According to a long Vanity Fair feature, Cotten always had a smile on his face. It was a calm, unflappable grin. It put outsiders at ease and made him appear cheerful.
Unlike other CEOs, such as Binance’s Changpeng Zhao, Cotten avoided the spotlight and was not well-known. QuadrigaCX, on the other hand, was a frequent supporter of local crypto educational activities and charity, such as the Indian orphanage that he claimed was the cause for his December 2018 visit.
When QuadrigaCX’s business took off, it was still impossible for most individuals to invest in cryptocurrencies, and the company benefited from being one of the first to market. Cotten’s bitcoin enthusiasm and understanding were obvious, and some of the company’s success may be credited to his early attempts to appear to care more about helping others understand and grasp the potential of Bitcoin than making a profit.
However, things were not as straightforward as they looked. All of this was brought to light by Cotten’s death, which is currently being investigated.
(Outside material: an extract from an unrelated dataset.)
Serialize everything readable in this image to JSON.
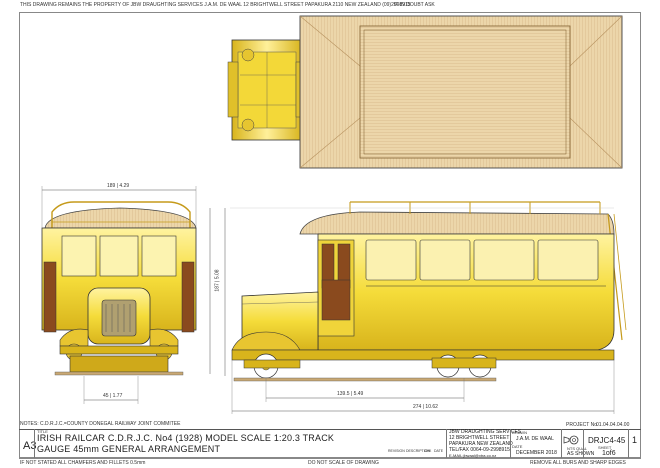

It was revealed that the cold storage wallets that were intended to hold QuadrigaCX’s reserves only contained a small portion of the missing $190 million. In June 2019, accounting firm Ernst & Young released another shocking report. It described how Cotten moved millions of dollars in cryptocurrency from client accounts to other exchanges, which he subsequently used to support his extravagant lifestyle and personal trading activities.